By Wang Ying in Shanghai | China Daily | Updated: 2015-10-24 08:10

 STO Express plans backdoor listing

Workers sort deliveries at an office of STO Express Co Ltd in Fuyang, Anhui province. The company plans to become the country's first listed express delivery company through a reverse merger with a shell entity in Shenzhen, Guangdong province.

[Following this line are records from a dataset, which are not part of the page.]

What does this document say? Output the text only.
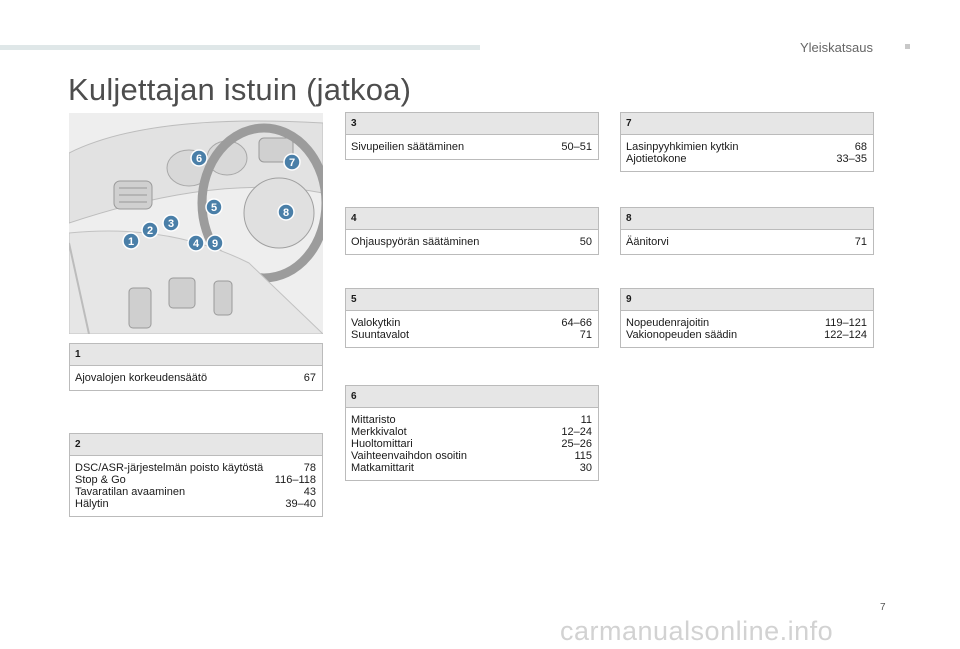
Yleiskatsaus
Kuljettajan istuin (jatkoa)
1
2
3
4
5
6	7
8
9
1
Ajovalojen korkeudensäätö	67
2
DSC/ASR-järjestelmän poisto käytöstä	78
Stop & Go	116–118
Tavaratilan avaaminen	43
Hälytin	39–40
3
Sivupeilien säätäminen	50–51
4
Ohjauspyörän säätäminen	50
5
Valokytkin	64–66
Suuntavalot	71
6
Mittaristo	11
Merkkivalot	12–24
Huoltomittari	25–26
Vaihteenvaihdon osoitin	115
Matkamittarit	30
7
Lasinpyyhkimien kytkin	68
Ajotietokone	33–35
8
Äänitorvi	71
9
Nopeudenrajoitin	119–121
Vakionopeuden säädin	122–124
7
carmanualsonline.info
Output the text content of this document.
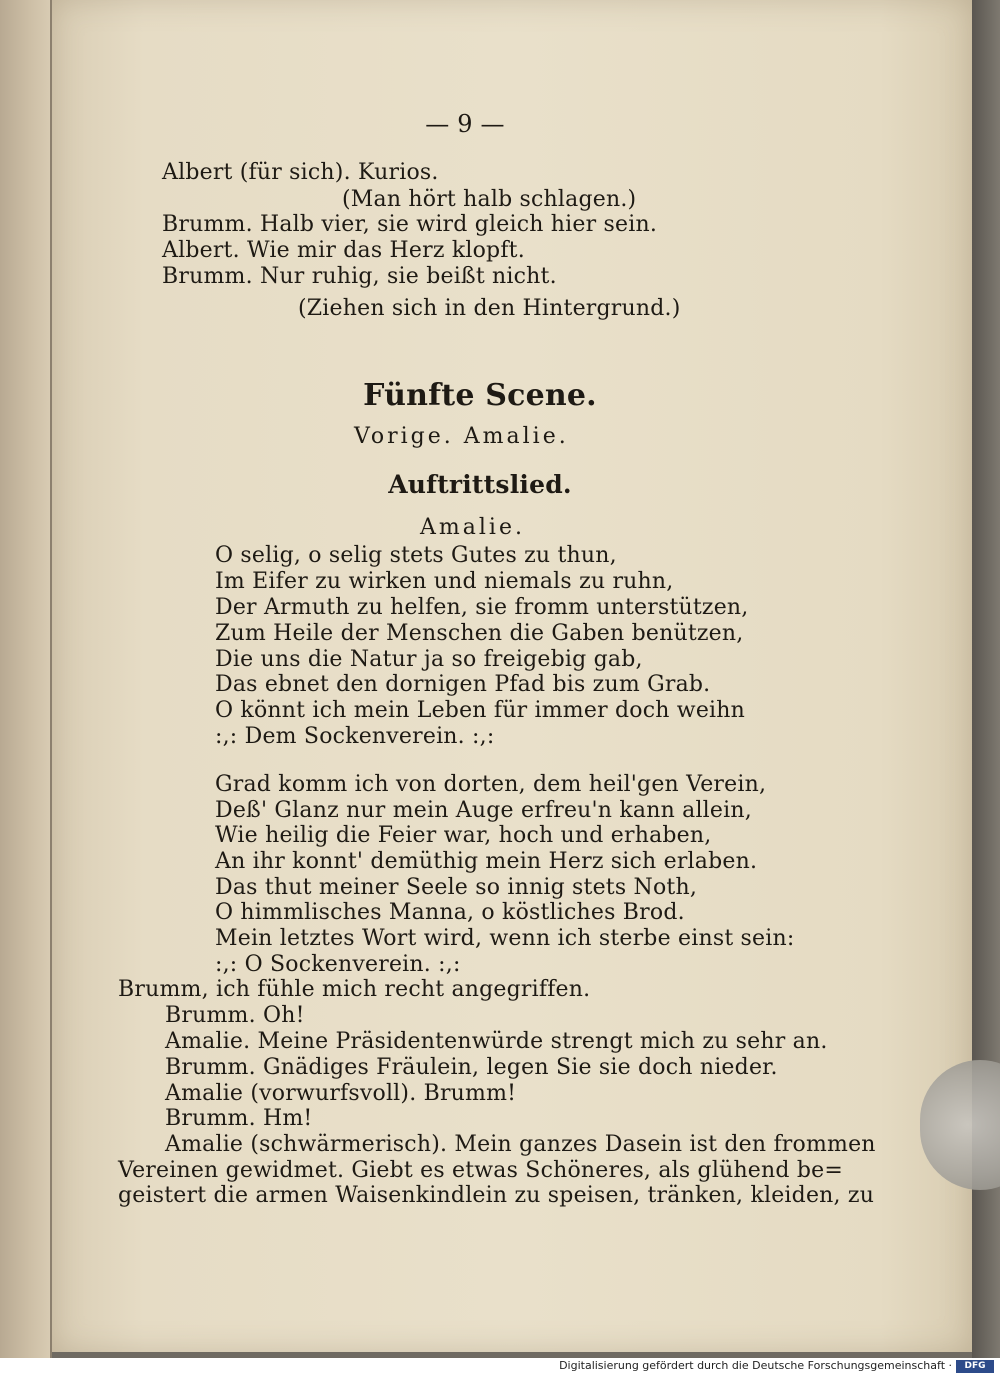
— 9 —
Albert (für sich). Kurios.
(Man hört halb schlagen.)
Brumm. Halb vier, sie wird gleich hier sein.
Albert. Wie mir das Herz klopft.
Brumm. Nur ruhig, sie beißt nicht.
(Ziehen sich in den Hintergrund.)
Fünfte Scene.
Vorige. Amalie.
Auftrittslied.
Amalie.
O selig, o selig stets Gutes zu thun,
Im Eifer zu wirken und niemals zu ruhn,
Der Armuth zu helfen, sie fromm unterstützen,
Zum Heile der Menschen die Gaben benützen,
Die uns die Natur ja so freigebig gab,
Das ebnet den dornigen Pfad bis zum Grab.
O könnt ich mein Leben für immer doch weihn
:,: Dem Sockenverein. :,:
Grad komm ich von dorten, dem heil'gen Verein,
Deß' Glanz nur mein Auge erfreu'n kann allein,
Wie heilig die Feier war, hoch und erhaben,
An ihr konnt' demüthig mein Herz sich erlaben.
Das thut meiner Seele so innig stets Noth,
O himmlisches Manna, o köstliches Brod.
Mein letztes Wort wird, wenn ich sterbe einst sein:
:,: O Sockenverein. :,:
Brumm, ich fühle mich recht angegriffen.
Brumm. Oh!
Amalie. Meine Präsidentenwürde strengt mich zu sehr an.
Brumm. Gnädiges Fräulein, legen Sie sie doch nieder.
Amalie (vorwurfsvoll). Brumm!
Brumm. Hm!
Amalie (schwärmerisch). Mein ganzes Dasein ist den frommen
Vereinen gewidmet. Giebt es etwas Schöneres, als glühend be=
geistert die armen Waisenkindlein zu speisen, tränken, kleiden, zu
Digitalisierung gefördert durch die Deutsche Forschungsgemeinschaft ·	DFG
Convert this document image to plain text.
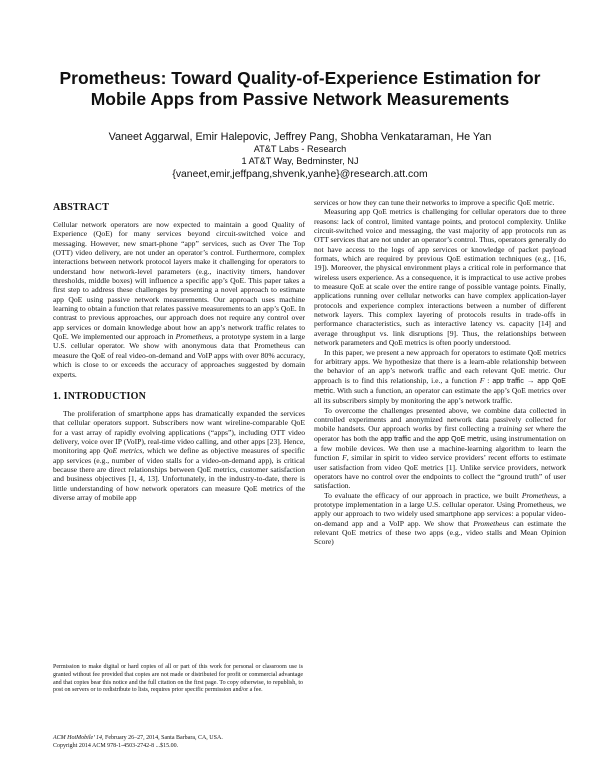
Prometheus: Toward Quality-of-Experience Estimation for Mobile Apps from Passive Network Measurements
Vaneet Aggarwal, Emir Halepovic, Jeffrey Pang, Shobha Venkataraman, He Yan
AT&T Labs - Research
1 AT&T Way, Bedminster, NJ
{vaneet,emir,jeffpang,shvenk,yanhe}@research.att.com
ABSTRACT

Cellular network operators are now expected to maintain a good Quality of Experience (QoE) for many services beyond circuit-switched voice and messaging. However, new smart-phone “app” services, such as Over The Top (OTT) video delivery, are not under an operator’s control. Furthermore, complex interactions between network protocol layers make it challenging for operators to understand how network-level parameters (e.g., inactivity timers, handover thresholds, middle boxes) will influence a specific app’s QoE. This paper takes a first step to address these challenges by presenting a novel approach to estimate app QoE using passive network measurements. Our approach uses machine learning to obtain a function that relates passive measurements to an app’s QoE. In contrast to previous approaches, our approach does not require any control over app services or domain knowledge about how an app’s network traffic relates to QoE. We implemented our approach in Prometheus, a prototype system in a large U.S. cellular operator. We show with anonymous data that Prometheus can measure the QoE of real video-on-demand and VoIP apps with over 80% accuracy, which is close to or exceeds the accuracy of approaches suggested by domain experts.

1. INTRODUCTION

The proliferation of smartphone apps has dramatically expanded the services that cellular operators support. Subscribers now want wireline-comparable QoE for a vast array of rapidly evolving applications (“apps”), including OTT video delivery, voice over IP (VoIP), real-time video calling, and other apps [23]. Hence, monitoring app QoE metrics, which we define as objective measures of specific app services (e.g., number of video stalls for a video-on-demand app), is critical because there are direct relationships between QoE metrics, customer satisfaction and business objectives [1, 4, 13]. Unfortunately, in the industry-to-date, there is little understanding of how network operators can measure QoE metrics of the diverse array of mobile app

Permission to make digital or hard copies of all or part of this work for personal or classroom use is granted without fee provided that copies are not made or distributed for profit or commercial advantage and that copies bear this notice and the full citation on the first page. To copy otherwise, to republish, to post on servers or to redistribute to lists, requires prior specific permission and/or a fee.

ACM HotMobile’ 14, February 26–27, 2014, Santa Barbara, CA, USA.
Copyright 2014 ACM 978-1-4503-2742-8 ...$15.00.

services or how they can tune their networks to improve a specific QoE metric.

Measuring app QoE metrics is challenging for cellular operators due to three reasons: lack of control, limited vantage points, and protocol complexity. Unlike circuit-switched voice and messaging, the vast majority of app protocols run as OTT services that are not under an operator’s control. Thus, operators generally do not have access to the logs of app services or knowledge of packet payload formats, which are required by previous QoE estimation techniques (e.g., [16, 19]). Moreover, the physical environment plays a critical role in performance that wireless users experience. As a consequence, it is impractical to use active probes to measure QoE at scale over the entire range of possible vantage points. Finally, applications running over cellular networks can have complex application-layer protocols and experience complex interactions between a number of different network layers. This complex layering of protocols results in trade-offs in performance characteristics, such as interactive latency vs. capacity [14] and average throughput vs. link disruptions [9]. Thus, the relationships between network parameters and QoE metrics is often poorly understood.

In this paper, we present a new approach for operators to estimate QoE metrics for arbitrary apps. We hypothesize that there is a learn-able relationship between the behavior of an app’s network traffic and each relevant QoE metric. Our approach is to find this relationship, i.e., a function F : app traffic → app QoE metric. With such a function, an operator can estimate the app’s QoE metrics over all its subscribers simply by monitoring the app’s network traffic.

To overcome the challenges presented above, we combine data collected in controlled experiments and anonymized network data passively collected for mobile handsets. Our approach works by first collecting a training set where the operator has both the app traffic and the app QoE metric, using instrumentation on a few mobile devices. We then use a machine-learning algorithm to learn the function F, similar in spirit to video service providers’ recent efforts to estimate user satisfaction from video QoE metrics [1]. Unlike service providers, network operators have no control over the endpoints to collect the “ground truth” of user satisfaction.

To evaluate the efficacy of our approach in practice, we built Prometheus, a prototype implementation in a large U.S. cellular operator. Using Prometheus, we apply our approach to two widely used smartphone app services: a popular video-on-demand app and a VoIP app. We show that Prometheus can estimate the relevant QoE metrics of these two apps (e.g., video stalls and Mean Opinion Score)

Wang Biao / for China Daily

Shanghai-based STO Express Co Ltd is set to become the nation's first listed express delivery company through a reverse merger with a shell entity, sources said.

After nearly two months of trading suspension, Shenzhen-listed IDC Fluid Control Co Ltd announced on Wednesday that it has reached an initial agreement with STO Express for a restructuring.

Reverse merger, also called backdoor listing, helps a private company float shares by injecting its assets into a publicly traded firm.

For IDC Fluid Control, a manufacturer of faucets, taps and bathroom accessories based in Zhejiang province, the deal is considered timely and urgent. Till date, it has received two warnings pertaining to insufficient assets from the lender it was pledged to by its actual owner Zheng Yonggang 10 months ago.

For STO Express, the listing is of vital importance in its competition with Shanghai YTO Express (Logistics) Co Ltd, a Shanghai-based express delivery firm, as both seek to be the first listed company in the sector.

In the same dated announcement, STO Express confirmed its plan to go public. "This move is a response to the market trend, and an effort to make the STO Express brand bigger and stronger. The firm set a goal of going public a few years ago," it said in an announcement.

The boom in e-commerce and consumers' changing perceptions about online shopping have driven the rapid growth of the domestic express delivery market. Despite a slowing economy, the express delivery industry has maintained a high growth rate.

The total amount of express delivery packages has soared 8.2 times over the past six years, and about 14 billion packages were delivered across China last year, a year-on-year growth of 52 percent, according to the State Post Bureau.

China's express delivery market is segmented with about 14,000 State-owned, private and multinational companies, among which, STO Express, YTO Express, ZTO Express Co Ltd, Shanghai Yunda Express Co Ltd, and SF Express (Group) Co are the top five players, but none of them is listed.

On Oct 14, the State Council approved a proposal to promote the development of domestic express delivery business, and urged companies to use capital forces to become bigger and stronger.

But due to the slump in the A-share market, the regulatory authorities have suspended approvals for new listings since July. As a result, getting listed through a shell company seems to be the only way out for STO Express.

Li Shiqing, an industry analyst from Minsheng Securities Co, said: "The capital market will speed up the process of upgrading management, expanding service network and lifting technology standards, all of which will help STO Express win more market share."

Likewise, YTO Express is also waiting opportunities to go public. Latest information shows it had received capital from Ali Capital. Founded in 1993, STO Express delivers one-sixth of the nation's total express delivery packages. Its close competitor YTO Express has about 21 percent of the market share, according to its Chairman Yu Weijiao.